No one was arrested or cited, except for Melena. Mollenkopf said Melena was cited for a misdemeanor and fined $1,000. 

She added that the fine for a similar infraction is only $100, but Melena was cited the larger amount because he was also violating Santa Maria’s ordinance that required him to apply for permission to hold public events that charged a fee. 

Medical marijuana use has been legal in California since 1996 following the passage of voter-approved Proposition 215. 

“It doesn’t change the fact that it’s illegal,” Mollenkopf told the Sun.

California’s one of dozens of states that allows medical marijuana use, but it remains illegal federally. Despite its quasi-legality, medical marijuana is still controversial in some parts of the state. 

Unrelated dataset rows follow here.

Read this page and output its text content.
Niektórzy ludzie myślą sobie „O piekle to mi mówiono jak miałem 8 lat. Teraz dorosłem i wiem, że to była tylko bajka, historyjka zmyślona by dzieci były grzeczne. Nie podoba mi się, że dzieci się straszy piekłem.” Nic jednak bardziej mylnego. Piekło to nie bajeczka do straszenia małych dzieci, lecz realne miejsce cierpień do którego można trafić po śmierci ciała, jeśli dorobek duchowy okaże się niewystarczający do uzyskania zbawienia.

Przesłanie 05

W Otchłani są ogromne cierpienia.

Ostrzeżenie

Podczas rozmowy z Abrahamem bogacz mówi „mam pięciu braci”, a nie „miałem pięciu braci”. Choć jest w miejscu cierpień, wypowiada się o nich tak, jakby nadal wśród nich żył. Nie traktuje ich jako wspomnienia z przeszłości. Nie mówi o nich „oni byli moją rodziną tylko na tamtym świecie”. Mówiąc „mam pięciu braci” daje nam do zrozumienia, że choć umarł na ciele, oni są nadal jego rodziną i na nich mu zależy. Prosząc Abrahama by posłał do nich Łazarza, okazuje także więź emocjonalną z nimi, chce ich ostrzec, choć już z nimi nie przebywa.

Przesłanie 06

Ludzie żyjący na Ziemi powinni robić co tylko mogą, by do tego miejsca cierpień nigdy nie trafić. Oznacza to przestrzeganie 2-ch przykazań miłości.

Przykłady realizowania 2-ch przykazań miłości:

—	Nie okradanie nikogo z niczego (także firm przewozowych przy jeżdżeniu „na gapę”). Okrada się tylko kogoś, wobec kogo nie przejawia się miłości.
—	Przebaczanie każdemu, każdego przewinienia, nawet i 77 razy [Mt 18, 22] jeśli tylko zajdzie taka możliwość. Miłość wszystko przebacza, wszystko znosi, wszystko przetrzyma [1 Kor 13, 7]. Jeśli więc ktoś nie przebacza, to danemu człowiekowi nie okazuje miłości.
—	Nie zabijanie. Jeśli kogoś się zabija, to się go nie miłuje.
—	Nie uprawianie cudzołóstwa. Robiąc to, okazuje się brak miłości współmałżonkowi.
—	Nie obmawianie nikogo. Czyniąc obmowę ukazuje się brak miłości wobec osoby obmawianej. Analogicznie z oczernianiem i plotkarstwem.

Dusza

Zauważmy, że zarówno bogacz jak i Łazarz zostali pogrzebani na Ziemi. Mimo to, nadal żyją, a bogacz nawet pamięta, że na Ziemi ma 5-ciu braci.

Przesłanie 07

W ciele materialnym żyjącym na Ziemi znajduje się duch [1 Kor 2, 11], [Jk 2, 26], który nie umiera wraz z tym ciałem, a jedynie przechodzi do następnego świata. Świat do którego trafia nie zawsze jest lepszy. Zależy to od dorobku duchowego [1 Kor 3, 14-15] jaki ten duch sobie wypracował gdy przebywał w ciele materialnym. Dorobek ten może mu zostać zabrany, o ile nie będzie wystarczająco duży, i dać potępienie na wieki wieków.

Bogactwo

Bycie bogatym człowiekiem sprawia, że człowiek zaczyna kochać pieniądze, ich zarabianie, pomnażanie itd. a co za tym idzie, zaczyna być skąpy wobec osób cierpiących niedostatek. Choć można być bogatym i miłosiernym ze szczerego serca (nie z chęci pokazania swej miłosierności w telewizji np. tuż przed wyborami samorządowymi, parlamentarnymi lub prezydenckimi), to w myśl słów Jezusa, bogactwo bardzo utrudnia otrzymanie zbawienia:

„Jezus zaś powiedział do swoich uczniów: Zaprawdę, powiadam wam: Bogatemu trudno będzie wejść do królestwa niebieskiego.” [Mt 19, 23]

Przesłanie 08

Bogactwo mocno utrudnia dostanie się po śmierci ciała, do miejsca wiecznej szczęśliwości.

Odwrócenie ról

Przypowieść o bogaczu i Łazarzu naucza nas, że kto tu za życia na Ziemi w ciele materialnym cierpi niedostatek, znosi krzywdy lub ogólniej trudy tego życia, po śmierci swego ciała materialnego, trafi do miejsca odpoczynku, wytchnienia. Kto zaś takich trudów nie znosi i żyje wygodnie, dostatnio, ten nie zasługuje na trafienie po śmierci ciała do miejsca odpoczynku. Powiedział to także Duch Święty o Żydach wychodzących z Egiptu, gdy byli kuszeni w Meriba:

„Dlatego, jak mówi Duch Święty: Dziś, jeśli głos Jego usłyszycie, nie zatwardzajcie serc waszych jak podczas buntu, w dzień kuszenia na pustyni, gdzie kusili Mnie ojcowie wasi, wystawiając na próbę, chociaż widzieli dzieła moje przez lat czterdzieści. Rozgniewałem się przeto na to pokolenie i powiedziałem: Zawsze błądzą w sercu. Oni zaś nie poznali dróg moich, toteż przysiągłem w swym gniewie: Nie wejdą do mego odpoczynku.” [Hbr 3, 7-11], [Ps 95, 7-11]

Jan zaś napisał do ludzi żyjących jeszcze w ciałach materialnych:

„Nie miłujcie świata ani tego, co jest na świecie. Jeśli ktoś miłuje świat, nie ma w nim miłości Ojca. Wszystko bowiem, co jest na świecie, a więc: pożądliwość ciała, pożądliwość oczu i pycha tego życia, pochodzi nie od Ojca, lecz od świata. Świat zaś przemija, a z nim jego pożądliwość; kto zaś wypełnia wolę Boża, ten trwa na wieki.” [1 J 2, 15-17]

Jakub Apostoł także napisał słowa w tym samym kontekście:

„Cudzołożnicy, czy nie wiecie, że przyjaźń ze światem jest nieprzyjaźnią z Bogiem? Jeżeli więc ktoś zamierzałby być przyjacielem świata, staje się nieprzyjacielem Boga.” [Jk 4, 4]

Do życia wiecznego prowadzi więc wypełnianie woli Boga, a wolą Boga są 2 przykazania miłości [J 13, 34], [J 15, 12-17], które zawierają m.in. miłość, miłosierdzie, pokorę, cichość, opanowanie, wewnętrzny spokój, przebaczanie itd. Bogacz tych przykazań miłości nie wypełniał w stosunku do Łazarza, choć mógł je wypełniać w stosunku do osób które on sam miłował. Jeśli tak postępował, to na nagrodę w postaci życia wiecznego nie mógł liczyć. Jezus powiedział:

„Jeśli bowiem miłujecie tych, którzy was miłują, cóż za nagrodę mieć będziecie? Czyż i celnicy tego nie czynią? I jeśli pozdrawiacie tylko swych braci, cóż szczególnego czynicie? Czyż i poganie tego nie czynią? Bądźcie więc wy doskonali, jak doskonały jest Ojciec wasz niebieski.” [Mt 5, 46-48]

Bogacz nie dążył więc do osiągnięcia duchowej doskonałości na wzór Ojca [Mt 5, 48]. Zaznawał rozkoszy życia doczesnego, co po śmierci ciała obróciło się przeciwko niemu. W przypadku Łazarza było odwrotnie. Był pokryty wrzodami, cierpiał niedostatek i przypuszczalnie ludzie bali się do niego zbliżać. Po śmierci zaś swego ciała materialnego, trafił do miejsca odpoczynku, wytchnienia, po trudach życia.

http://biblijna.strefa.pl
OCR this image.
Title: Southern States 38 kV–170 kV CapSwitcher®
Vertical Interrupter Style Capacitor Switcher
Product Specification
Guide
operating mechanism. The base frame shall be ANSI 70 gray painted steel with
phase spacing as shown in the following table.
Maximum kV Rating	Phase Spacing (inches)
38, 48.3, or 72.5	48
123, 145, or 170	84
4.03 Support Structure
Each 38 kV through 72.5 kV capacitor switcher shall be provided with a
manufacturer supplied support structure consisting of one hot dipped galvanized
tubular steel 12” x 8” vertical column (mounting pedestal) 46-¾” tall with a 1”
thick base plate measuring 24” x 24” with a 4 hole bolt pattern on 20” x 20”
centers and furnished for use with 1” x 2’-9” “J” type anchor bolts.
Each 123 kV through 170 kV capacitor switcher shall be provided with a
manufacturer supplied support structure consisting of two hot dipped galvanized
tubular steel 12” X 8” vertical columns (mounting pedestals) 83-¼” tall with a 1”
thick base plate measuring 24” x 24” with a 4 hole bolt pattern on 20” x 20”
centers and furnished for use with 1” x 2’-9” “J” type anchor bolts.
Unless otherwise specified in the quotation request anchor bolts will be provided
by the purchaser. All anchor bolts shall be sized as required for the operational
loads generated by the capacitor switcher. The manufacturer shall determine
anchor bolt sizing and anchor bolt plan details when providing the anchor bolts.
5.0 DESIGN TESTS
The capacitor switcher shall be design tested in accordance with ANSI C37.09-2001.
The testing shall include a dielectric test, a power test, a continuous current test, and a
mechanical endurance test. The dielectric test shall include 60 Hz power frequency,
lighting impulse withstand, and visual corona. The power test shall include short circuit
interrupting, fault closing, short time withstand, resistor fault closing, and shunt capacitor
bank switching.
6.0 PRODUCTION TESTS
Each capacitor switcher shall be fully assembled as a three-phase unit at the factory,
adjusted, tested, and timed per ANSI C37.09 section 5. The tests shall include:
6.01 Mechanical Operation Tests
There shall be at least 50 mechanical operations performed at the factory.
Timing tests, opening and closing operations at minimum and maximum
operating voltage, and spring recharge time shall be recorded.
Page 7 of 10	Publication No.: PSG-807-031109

Along with the city’s ordinance barring mobile dispensaries, medical marijuana cardholders are prohibited from growing for personal use.

On Nov. 8, voters will get a chance to completely legalize the plant for recreational use with the Control, Regulate and Tax Adult Use of Marijuana Initiative (#15-0103)

If passed, the law would allow adults 21 and older to possess, transport, and use up to an ounce of marijuana for recreational purposes as well as allow individuals to grow up to six plants. It’s not clear how the ballot measure would affect current city ordinances.